0

I'm trying to use iText PDFSweep RegexBasedCleanupStrategy to redact some words from pdf, however I only want to redact the word but not appear in other word, eg. I want to redact "al" as single word, but I don't want to redact the "al" in "mineral". So I add the word boundary("\b") in the Regex as parameter to RegexBasedCleanupStrategy,

  new RegexBasedCleanupStrategy("\\bal\\b")

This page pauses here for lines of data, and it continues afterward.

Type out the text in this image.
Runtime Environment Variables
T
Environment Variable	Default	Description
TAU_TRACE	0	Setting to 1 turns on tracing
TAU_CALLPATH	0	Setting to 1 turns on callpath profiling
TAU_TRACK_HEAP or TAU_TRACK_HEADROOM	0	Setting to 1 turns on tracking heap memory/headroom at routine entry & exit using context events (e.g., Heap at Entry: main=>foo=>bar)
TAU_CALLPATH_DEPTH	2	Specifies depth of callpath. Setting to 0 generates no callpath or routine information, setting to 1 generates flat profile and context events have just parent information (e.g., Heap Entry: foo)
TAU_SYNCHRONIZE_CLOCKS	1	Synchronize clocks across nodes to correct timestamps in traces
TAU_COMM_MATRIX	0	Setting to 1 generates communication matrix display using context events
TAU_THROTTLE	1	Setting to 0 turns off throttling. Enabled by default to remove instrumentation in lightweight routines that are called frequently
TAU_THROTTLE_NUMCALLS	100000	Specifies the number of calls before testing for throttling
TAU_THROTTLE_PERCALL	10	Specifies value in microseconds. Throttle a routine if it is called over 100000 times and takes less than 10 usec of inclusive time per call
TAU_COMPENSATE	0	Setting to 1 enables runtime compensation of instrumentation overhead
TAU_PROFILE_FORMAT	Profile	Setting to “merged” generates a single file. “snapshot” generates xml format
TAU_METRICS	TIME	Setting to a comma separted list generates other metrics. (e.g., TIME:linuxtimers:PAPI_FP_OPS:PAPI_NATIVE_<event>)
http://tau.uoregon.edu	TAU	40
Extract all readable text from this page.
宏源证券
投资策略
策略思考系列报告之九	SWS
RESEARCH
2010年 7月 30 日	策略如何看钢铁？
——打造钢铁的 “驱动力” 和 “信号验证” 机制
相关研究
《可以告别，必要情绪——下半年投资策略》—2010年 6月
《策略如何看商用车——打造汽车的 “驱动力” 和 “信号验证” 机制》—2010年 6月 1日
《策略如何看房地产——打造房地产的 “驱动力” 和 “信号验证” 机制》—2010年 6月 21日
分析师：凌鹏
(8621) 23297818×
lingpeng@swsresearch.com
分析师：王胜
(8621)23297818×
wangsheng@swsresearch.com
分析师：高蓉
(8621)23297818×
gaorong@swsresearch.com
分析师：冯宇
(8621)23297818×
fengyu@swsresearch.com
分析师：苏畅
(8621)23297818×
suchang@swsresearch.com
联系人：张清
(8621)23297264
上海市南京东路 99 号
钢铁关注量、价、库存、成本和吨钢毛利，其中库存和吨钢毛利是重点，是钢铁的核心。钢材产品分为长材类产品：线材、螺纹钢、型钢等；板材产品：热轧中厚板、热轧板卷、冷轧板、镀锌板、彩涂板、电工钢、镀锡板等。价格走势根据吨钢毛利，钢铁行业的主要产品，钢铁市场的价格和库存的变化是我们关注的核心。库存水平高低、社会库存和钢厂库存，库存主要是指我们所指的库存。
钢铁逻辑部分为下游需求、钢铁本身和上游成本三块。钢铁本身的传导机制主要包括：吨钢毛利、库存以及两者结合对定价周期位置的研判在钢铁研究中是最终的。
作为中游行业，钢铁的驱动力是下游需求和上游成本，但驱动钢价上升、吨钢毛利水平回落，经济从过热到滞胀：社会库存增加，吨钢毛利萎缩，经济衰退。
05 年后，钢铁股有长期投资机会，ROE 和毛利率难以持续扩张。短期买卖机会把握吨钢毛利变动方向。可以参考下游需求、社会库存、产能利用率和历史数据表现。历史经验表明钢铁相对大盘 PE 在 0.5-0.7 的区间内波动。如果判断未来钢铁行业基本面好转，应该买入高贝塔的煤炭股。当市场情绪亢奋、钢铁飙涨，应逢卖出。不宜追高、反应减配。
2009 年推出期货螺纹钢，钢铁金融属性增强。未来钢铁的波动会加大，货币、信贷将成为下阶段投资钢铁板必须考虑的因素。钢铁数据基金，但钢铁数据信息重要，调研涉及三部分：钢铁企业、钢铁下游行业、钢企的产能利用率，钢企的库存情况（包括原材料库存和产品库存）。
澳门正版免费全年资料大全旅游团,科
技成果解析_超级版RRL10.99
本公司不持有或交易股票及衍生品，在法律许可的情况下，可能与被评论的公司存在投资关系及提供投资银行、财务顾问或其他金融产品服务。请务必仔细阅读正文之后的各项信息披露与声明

however the pdfAutoSweep.cleanUp not work if the word is at the end of line.

mkl
  • 90,588
  • 15
  • 125
  • 265
J Zou
  • 108
  • 6
  • **A** You claim *however the pdfAutoSweep.cleanUp not work* - what do you mean by that? Does `cleanUp` not redact there at all? Or does it redact something wrong? **B** The problem might be a matter of regular expression interpretation. Thus, I'd propose you add the tag [tag:regex]. – mkl Oct 06 '18 at 21:02
  • I mean when the word is at the end of line, the clean up didn't redact anything. if the word I want to redact is the middle of the line, the cleanup will redact it properly. – J Zou Oct 07 '18 at 17:51
  • Ok, I could indeed reproduce the issue easily. – mkl Oct 08 '18 at 13:48

1 Answers1

1

In short

The cause of this issue is that the routine that flattens the extracted text chunks into a single String for applying the regular expression does not insert any indicator for a line break. Thus, in that String the last letter from one line is immediately followed by the first letter of the next which hides the word boundary. One can fix the behavior by adding an appropriate character to the String in case of a line break.

The problematic code

The routine that flattens the extracted text chunks into a single String is CharacterRenderInfo.mapString(List<CharacterRenderInfo>) in the package com.itextpdf.kernel.pdf.canvas.parser.listener. In case of a merely horizontal gap this routine inserts a space character but in case of a vertical offset, i.e. a line break, it adds nothing extra to the StringBuilder in which the String representation is generated:

if (chunk.sameLine(lastChunk)) {
    // we only insert a blank space if the trailing character of the previous string wasn't a space, and the leading character of the current string isn't a space
    if (chunk.getLocation().isAtWordBoundary(lastChunk.getLocation()) && !chunk.getText().startsWith(" ") && !chunk.getText().endsWith(" ")) {
        sb.append(' ');
    }
    indexMap.put(sb.length(), i);
    sb.append(chunk.getText());
} else {
    indexMap.put(sb.length(), i);
    sb.append(chunk.getText());
}

A possible fix

One can extend the code above to insert a newline character in case of a line break:

if (chunk.sameLine(lastChunk)) {
    // we only insert a blank space if the trailing character of the previous string wasn't a space, and the leading character of the current string isn't a space
    if (chunk.getLocation().isAtWordBoundary(lastChunk.getLocation()) && !chunk.getText().startsWith(" ") && !chunk.getText().endsWith(" ")) {
        sb.append(' ');
    }
    indexMap.put(sb.length(), i);
    sb.append(chunk.getText());
} else {
    sb.append('\n');
    indexMap.put(sb.length(), i);
    sb.append(chunk.getText());
}

This CharacterRenderInfo.mapString method is only called from the RegexBasedLocationExtractionStrategy method getResultantLocations() (package com.itextpdf.kernel.pdf.canvas.parser.listener), and only for the task mentioned, i.e. applying the regular expression in question. Thus, enabling it to properly allow recognition of word boundaries should not break anything but indeed should be considered a fix.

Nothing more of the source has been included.